Muhterem Müslümanlar!

Okuduğum ayet-i kerimede Yüce Rabbimiz şöyle buyuruyor: "Hoşunuza gidecek bir şey daha var: Allah'ın yardımı ve yakın bir fetih! Haydi, müminleri müjdele."[1]

Okuduğum hadis-i şerifte ise Resul-i Ekrem (s.a.s) şöyle buyuruyor: "Kim, Allah'ın sözü yücelip hakim olsun diye savaşırsa o, Allah yolundadır."[2]

Aziz Müminler!

Ağustos ayı, Anadolu'nun kapılarını barışa ve adalete açan şanlı milletimizin, hakkı hakim kılma yolunda kazandığı nice zafere şahittir. İmanımız ve istiklalimiz, vatanımız ve istikbalimiz için nice zor zamanları göğüsledik. Sabrettik, canla başla mücadele ettik ama hiçbir zaman yılmadık, yıkılmadık, ümitsizliğe kapılmadık. Allah'a güvendik ve O'nun yardımıyla Malazgirt'ten Mohaç'a, Sakarya'dan Başkomutanlık Meydan Muharebesi'ne kadar şan ve şerefle dolu nice sayfayı tarihimize ekledik.

Kıymetli Müslümanlar!

Vatan, Cenab-ı Hakk'ın insana bahşettiği en değerli nimetlerden biridir. Çünkü vatan, güvendir, huzurdur, umuttur, namustur.
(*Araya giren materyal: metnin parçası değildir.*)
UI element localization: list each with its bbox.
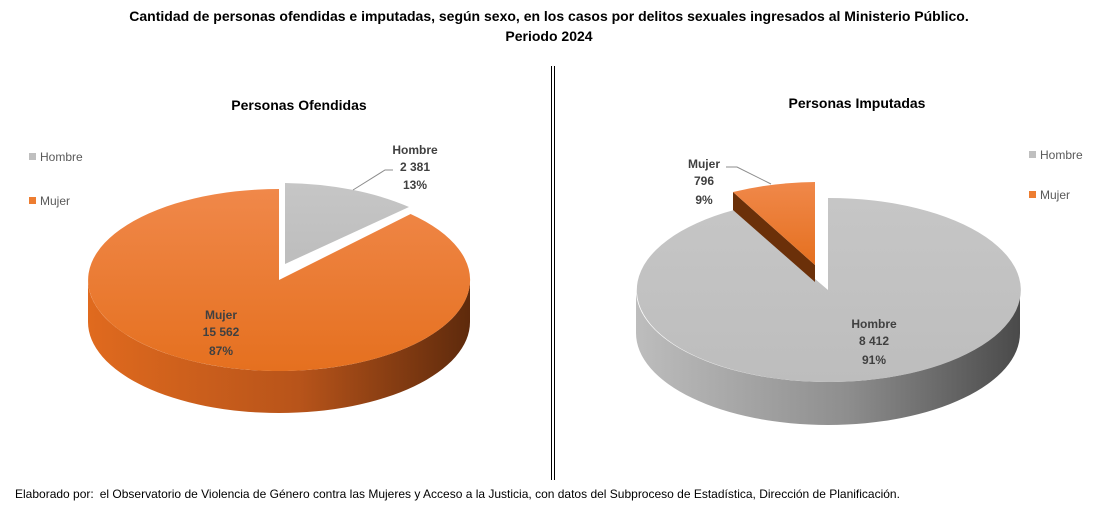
pie-imputadas-hombre-slice: [636, 197, 1021, 382]
slice-percent: 9%: [695, 193, 713, 207]
slice-value: 8 412: [859, 334, 889, 348]
slice-label: Mujer: [205, 308, 237, 322]
pie-ofendidas-hombre-label: Hombre 2 381 13%: [392, 143, 438, 192]
pie-chart-imputadas: Personas Imputadas Mujer 796 9% Hombre 8…: [636, 95, 1083, 425]
pie-imputadas-mujer-slice: [733, 182, 815, 265]
legend-label-mujer: Mujer: [1040, 188, 1070, 202]
pie-chart-ofendidas: Personas Ofendidas Hombre 2 381 13% Muje…: [29, 97, 471, 413]
legend-ofendidas: Hombre Mujer: [29, 150, 83, 208]
legend-label-mujer: Mujer: [40, 194, 70, 208]
slice-value: 796: [694, 174, 714, 188]
title-line-1: Cantidad de personas ofendidas e imputad…: [129, 8, 969, 24]
title-line-2: Periodo 2024: [505, 28, 593, 44]
chart-title: Cantidad de personas ofendidas e imputad…: [0, 6, 1098, 46]
panel-divider: [551, 66, 555, 480]
legend-label-hombre: Hombre: [40, 150, 83, 164]
pie-imputadas-slices: [636, 182, 1021, 425]
pie-ofendidas-mujer-slice: [88, 189, 471, 372]
pie-ofendidas-mujer-side: [88, 280, 470, 413]
pie-imputadas-hombre-side: [636, 290, 1020, 425]
pie-ofendidas-slices: [88, 183, 471, 413]
footer-text: el Observatorio de Violencia de Género c…: [99, 487, 900, 501]
legend-imputadas: Hombre Mujer: [1029, 148, 1083, 202]
pie-title-imputadas: Personas Imputadas: [789, 95, 926, 111]
slice-label: Hombre: [392, 143, 438, 157]
pie-imputadas-mujer-cut: [733, 192, 815, 282]
pie-ofendidas-mujer-label: Mujer 15 562 87%: [203, 308, 240, 358]
legend-swatch-mujer: [29, 197, 36, 204]
slice-percent: 91%: [862, 353, 886, 367]
slice-value: 15 562: [203, 325, 240, 339]
pie-imputadas-mujer-label: Mujer 796 9%: [688, 157, 720, 207]
legend-swatch-mujer: [1029, 191, 1036, 198]
slice-value: 2 381: [400, 160, 430, 174]
legend-swatch-hombre: [1029, 151, 1036, 158]
pie-imputadas-mujer-leader: [726, 166, 772, 185]
slice-label: Hombre: [851, 317, 897, 331]
pie-imputadas-hombre-label: Hombre 8 412 91%: [851, 317, 897, 367]
legend-label-hombre: Hombre: [1040, 148, 1083, 162]
slice-percent: 13%: [403, 178, 427, 192]
pie-ofendidas-hombre-leader: [352, 169, 393, 191]
slice-label: Mujer: [688, 157, 720, 171]
slice-percent: 87%: [209, 344, 233, 358]
footer-credit: Elaborado por: el Observatorio de Violenc…: [15, 487, 900, 501]
footer-prefix: Elaborado por:: [15, 487, 94, 501]
pie-title-ofendidas: Personas Ofendidas: [231, 97, 367, 113]
pie-ofendidas-hombre-slice: [285, 183, 409, 264]
legend-swatch-hombre: [29, 153, 36, 160]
Bu aziz vatan, Allah'a verdiği ahdi tutup canından vazgeçen şehitlerimizin, cepheden cepheye koşan gazilerimizin mukaddes emanetidir. İstiklal Marşımız, bu gerçeği şöyle anlatır:

Bastığın yerleri "Toprak!" diyerek geçme, tanı!
Düşün altındaki binlerce kefensiz yatanı.
Sen şehid oğlusun, incitme, yazıktır, atanı:
Verme, dünyaları alsan da, bu cennet vatanı.

O halde, her akşam bağrında güvenle uyuduğumuz, her sabah seherinde özgürlüğe uyandığımız bu cennet vatanın kıymetini bilelim. Vatan sevgimizden aldığımız güçle, gece gündüz demeden milletimizin iyiliği, mutluluğu, refahı için çalışalım. Birliğimizi, dirliğimizi ve kardeşliğimizi her türlü menfaatin üstünde tutarak koruyalım. Vatanımızın her karış toprağını ve milletimizin her bir ferdini korumanın boynumuzun borcu olduğunu unutmayalım.

Değerli Müminler!

Geçen hafta yeni bir hicri yıla girdik. Yarın ise 10 Muharrem Aşura gününü idrak edeceğiz. Peygamber Efendimiz, "Aşura günü tutulan orucun, bir önceki yılın günahlarına kefaret olmasını Allah'tan ümit ediyorum."[3] buyurmuştur. Muharrem'in dokuzuncu veya on birinci gününü de Aşura gününe ekleyerek iki gün oruç tutmayı müminlere tavsiye etmiştir.[4]

Aşura günü, aynı zamanda Şehitlerin Efendisi Hz. Hüseyin'in ve beraberindeki Ehl-i Beyt-i Mustafa'dan yetmiş küsur kişinin Kerbela'da şehadete yürüdüğü gündür. Bu elim ve hazin hadise, Peygamber aşkıyla yanan bütün mümin yüreklerin yarasıdır. Bugün Kerbela'ya benzer ağır yaralar almamak için bize düşen vazife, bilgili olmak ve bilinçli davranmaktır. Hz. Hüseyin gibi, son nefesimize kadar Kur'an-ı Kerim'in rehberliğine ve Peygamber Efendimizin sünnet-i seniyyesine bağlı kalmaktır.

Unutmayalım ki, şu fani dünyanın hiçbir menfaati, iman kardeşliği ile gelen bereket ve rahmetten daha üstün olamaz. Mal, mülk, makam ya da şöhret, hiçbir zaman bir müminin duasını almaktan, bir gönüle şifa olmaktan, aynı yüce ideal uğrunda fedakarlık yapmaktan daha değerli olamaz.

Bu vesile ile başta Hz. Hüseyin Efendimiz olmak üzere, Kerbela şühedasını rahmetle anıyorum. Bu vatanın aziz şehitlerini, hassaten 30 Ağustos günü milletçe zafere ulaştığımız Kurtuluş Savaşımızda canlarını feda eden yiğit askerlerimizi, gazilerimizi ve ordularımızı yöneten kahraman kumandanlarımızı rahmetle ve minnetle yad ediyorum.